Like the sun that drifts down behind the mountains, drawing the day to a close, I become ever more acutely aware that my time here in Bishop is coming to an end. In less than two weeks I’ll be coming back to where I started this whole trip. Back to Minneapolis.
And it fills me with a profound sadness for the moment. I sit there in my chair, the evening wind rocking the trees that line my yard and I look out to the Buttermilks and wonder what could have been. I came out here in January, all ready to climb, and to bring my climbing up to a whole new level.
And I sure did. I knocked off some long standing projects and made huge progress on some others. I was starting to hit my stride. My confidence level was increasing every week and I felt ready to take on everything that Bishop had to offer. I was ready to demolish everything I set my eyes on.
Like the saying, “pride goes before a fall” – I stormed out to the Pollen Grains, with little prior beta or knowledge, with not enough crash pads to completely protect the landing area, with just one friend, and tried to make short work of Jedi Mind Tricks – and thus, I fell.
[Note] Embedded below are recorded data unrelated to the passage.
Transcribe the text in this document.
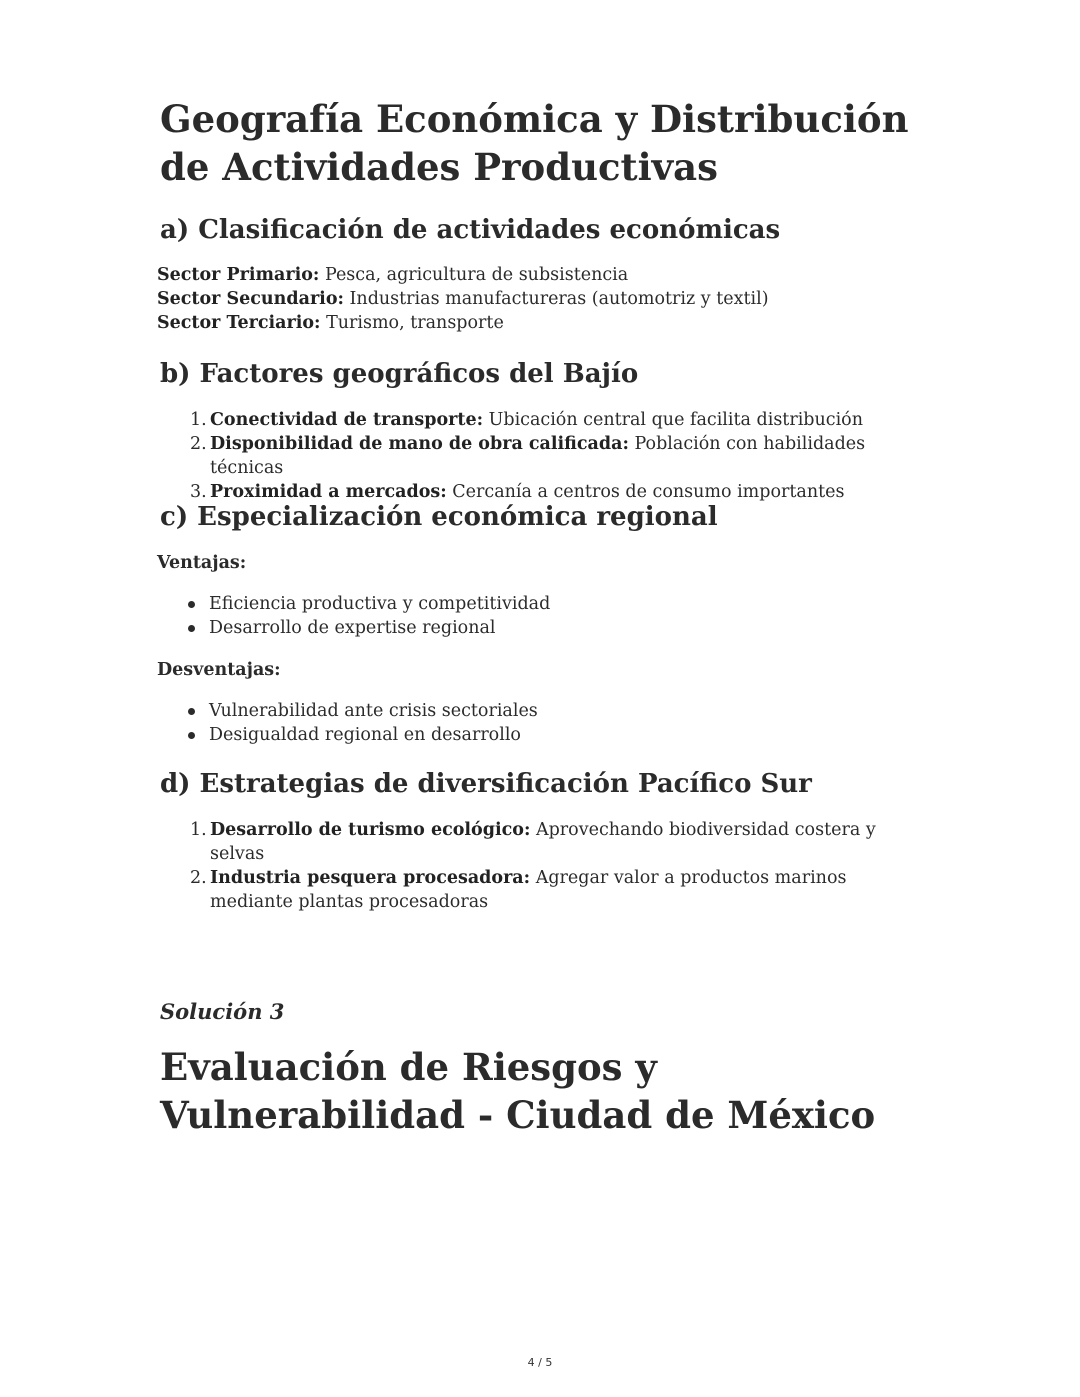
Geografía Económica y Distribución de Actividades Productivas
a) Clasificación de actividades económicas
Sector Primario: Pesca, agricultura de subsistencia
Sector Secundario: Industrias manufactureras (automotriz y textil)
Sector Terciario: Turismo, transporte
b) Factores geográficos del Bajío
1. Conectividad de transporte: Ubicación central que facilita distribución
2. Disponibilidad de mano de obra calificada: Población con habilidades técnicas
3. Proximidad a mercados: Cercanía a centros de consumo importantes
c) Especialización económica regional
Ventajas:
Eficiencia productiva y competitividad
Desarrollo de expertise regional
Desventajas:
Vulnerabilidad ante crisis sectoriales
Desigualdad regional en desarrollo
d) Estrategias de diversificación Pacífico Sur
1. Desarrollo de turismo ecológico: Aprovechando biodiversidad costera y selvas
2. Industria pesquera procesadora: Agregar valor a productos marinos mediante plantas procesadoras
Solución 3
Evaluación de Riesgos y Vulnerabilidad - Ciudad de México
4 / 5
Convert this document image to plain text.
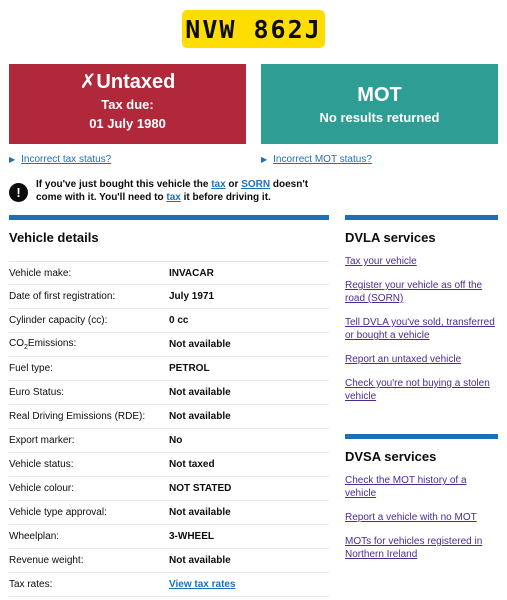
NVW 862J
✗Untaxed
Tax due:
01 July 1980
MOT
No results returned
▶ Incorrect tax status?	▶ Incorrect MOT status?
!
If you've just bought this vehicle the tax or SORN doesn't come with it. You'll need to tax it before driving it.
Vehicle details
Vehicle make:	INVACAR
Date of first registration:	July 1971
Cylinder capacity (cc):	0 cc
$CO_2Emissions$:	Not available
Fuel type:	PETROL
Euro Status:	Not available
Real Driving Emissions (RDE):	Not available
Export marker:	No
Vehicle status:	Not taxed
Vehicle colour:	NOT STATED
Vehicle type approval:	Not available
Wheelplan:	3-WHEEL
Revenue weight:	Not available
Tax rates:	View tax rates
DVLA services
Tax your vehicle
Register your vehicle as off the road (SORN)
Tell DVLA you've sold, transferred or bought a vehicle
Report an untaxed vehicle
Check you're not buying a stolen vehicle
DVSA services
Check the MOT history of a vehicle
Report a vehicle with no MOT
MOTs for vehicles registered in Northern Ireland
It was a humbling experience in more ways than one. It opened my eyes to the fact that no matter how easy a problem might be rated relative to the other problems you’ve already finished, every single problem on every single boulder out there deserves your full attention and respect. Every problem is different. Every problem presents an unique challenge and risks. And it is no one’s fault, but your own if you fail to consider all those when you attempt it.
Also humbling was the fact that I suddenly only had one good foot. Things that I hardly gave any thought about, like walking four blocks to get coffee, or driving to the food store to get some chow, or walking up some steps, all of a sudden became real challenges. I know that this is only temporary, but I think about all those people who go through their lives having lost a leg (or both) permanently – and I look at those people with a whole new level of respect.
My thoughts drift to what I’ll do next. I’ll be heading to San Francisco after my short stay in Minneapolis. I’ll be hard at work rehabbing my foot. I’ll be discovering a whole new city and friends. There will be many more photographs coming. I smile to think about all those. It will be wonderful.
And one day, I’ll start climbing again. And I’ll be a different, better climber for it. And I will return to Bishop. I will come back to Jedi Mind Tricks, on that one day when I am physically, and most importantly, mentally ready. To climb.
It has other priorities, I guess…
Apr 11th
I was clipping my nails earlier today. After I finished clipping my finger nails, I moved on to my toes, and it was (not so suprisingly?) interesting to note that while the nails on my left toes were getting long, the nails on my right toes had barely grown out, if any.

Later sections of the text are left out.